Book #33 - The Spiderwick Chronicles

My best friend sent my daughter, a great reader, the first book in the Spiderwick Chronicles, and then, post facto said, "Mmm...maybe not for a first grader. You should read it first to test it out."  So I read The Field Guide, the first in the Spiderwick Chronicles and was totally hooked.

I ran to the library to get the rest of the series (there are five in the first series, but there's a follow-on series called "Beyond the Spiderwick Chronicles" which I think I'll be checking out shortly), but only books 3-5 were available.  I inhaled them.  Today, weeks later, I finally got book 2 from the library, so I can close this series down.

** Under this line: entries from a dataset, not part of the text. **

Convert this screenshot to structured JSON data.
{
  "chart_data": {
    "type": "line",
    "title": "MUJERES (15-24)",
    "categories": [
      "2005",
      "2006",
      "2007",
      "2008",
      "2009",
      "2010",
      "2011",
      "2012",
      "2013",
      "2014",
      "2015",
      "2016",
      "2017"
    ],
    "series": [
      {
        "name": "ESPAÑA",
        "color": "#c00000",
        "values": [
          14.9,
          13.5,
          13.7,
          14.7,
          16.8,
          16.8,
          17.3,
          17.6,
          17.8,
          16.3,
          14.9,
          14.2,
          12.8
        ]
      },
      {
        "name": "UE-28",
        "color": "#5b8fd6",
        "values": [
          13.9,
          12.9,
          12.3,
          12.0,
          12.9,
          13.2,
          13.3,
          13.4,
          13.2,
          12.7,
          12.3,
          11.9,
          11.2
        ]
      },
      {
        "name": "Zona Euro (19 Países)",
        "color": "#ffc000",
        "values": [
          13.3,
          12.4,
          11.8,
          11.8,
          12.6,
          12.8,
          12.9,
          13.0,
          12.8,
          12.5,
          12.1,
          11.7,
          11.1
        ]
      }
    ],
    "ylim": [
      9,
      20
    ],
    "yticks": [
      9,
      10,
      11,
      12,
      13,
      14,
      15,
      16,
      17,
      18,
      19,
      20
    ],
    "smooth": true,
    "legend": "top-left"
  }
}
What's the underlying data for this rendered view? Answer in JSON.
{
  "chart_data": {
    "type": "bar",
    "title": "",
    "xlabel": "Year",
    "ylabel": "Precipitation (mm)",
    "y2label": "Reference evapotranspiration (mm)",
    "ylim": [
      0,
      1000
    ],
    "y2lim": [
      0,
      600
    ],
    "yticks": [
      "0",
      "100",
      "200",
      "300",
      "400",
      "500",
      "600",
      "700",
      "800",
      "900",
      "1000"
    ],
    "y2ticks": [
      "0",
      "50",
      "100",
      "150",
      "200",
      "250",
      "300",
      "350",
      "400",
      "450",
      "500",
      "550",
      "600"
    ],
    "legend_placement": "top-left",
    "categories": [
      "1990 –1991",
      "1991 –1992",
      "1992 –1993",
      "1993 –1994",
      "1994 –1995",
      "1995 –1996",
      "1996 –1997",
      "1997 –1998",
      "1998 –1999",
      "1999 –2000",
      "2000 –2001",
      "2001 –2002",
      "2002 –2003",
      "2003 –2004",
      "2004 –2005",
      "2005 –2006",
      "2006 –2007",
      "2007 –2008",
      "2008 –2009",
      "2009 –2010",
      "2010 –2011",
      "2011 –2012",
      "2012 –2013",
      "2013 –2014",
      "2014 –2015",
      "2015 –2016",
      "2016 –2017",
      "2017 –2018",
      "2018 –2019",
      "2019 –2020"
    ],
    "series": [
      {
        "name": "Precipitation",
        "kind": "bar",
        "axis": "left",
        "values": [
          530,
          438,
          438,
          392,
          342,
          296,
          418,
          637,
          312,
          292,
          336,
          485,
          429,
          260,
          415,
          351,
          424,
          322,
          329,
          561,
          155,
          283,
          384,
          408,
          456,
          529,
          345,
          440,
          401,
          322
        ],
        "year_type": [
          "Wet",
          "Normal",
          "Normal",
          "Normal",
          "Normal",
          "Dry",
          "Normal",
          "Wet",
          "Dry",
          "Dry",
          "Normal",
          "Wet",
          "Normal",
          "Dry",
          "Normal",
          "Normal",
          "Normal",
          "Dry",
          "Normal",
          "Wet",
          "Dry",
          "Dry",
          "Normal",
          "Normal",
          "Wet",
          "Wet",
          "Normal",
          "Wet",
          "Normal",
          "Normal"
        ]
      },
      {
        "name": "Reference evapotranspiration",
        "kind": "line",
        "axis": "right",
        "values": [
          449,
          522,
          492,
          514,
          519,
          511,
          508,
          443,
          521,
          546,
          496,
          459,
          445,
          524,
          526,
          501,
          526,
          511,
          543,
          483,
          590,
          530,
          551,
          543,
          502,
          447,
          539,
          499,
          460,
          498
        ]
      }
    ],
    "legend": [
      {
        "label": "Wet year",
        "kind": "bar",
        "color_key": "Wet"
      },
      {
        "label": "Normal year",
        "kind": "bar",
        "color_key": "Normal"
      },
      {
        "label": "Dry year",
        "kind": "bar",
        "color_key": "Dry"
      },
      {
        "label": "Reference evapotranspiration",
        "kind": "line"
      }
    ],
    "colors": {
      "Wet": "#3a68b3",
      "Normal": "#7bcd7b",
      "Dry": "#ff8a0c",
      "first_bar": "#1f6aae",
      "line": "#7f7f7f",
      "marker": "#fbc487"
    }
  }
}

Jared, his twin brother Simon, his older sister Mallory, and his newly-divorced mom have left the city and moved to Great-aunt Lucy's creepy and ramshackle house in the country.  They've left partly to have a fresh start after the divorce, and partly because Jared has been getting into a lot of trouble in school.  As soon as they arrive at Spiderwick estates, Jared senses there's something really weird going on, and before too long, he learns what it is:  there are faerie creatures all over Spiderwick. The kids work together (though not always harmoniously) to deal with the brownies, boggarts, elves, hobgoblins, goblins, trolls, etc. and, as you might imagine, things turn out OK at the end.

Fun, bright, and interesting, but also a pretty true-to-heart representation of the emotional life of post-divorce kids.  I loved the series!

(Because each book was about 60 pages including illustrations, I'm counting all five as one installment, even though it would take a huge whack at my forty-book goal if I didn't!!)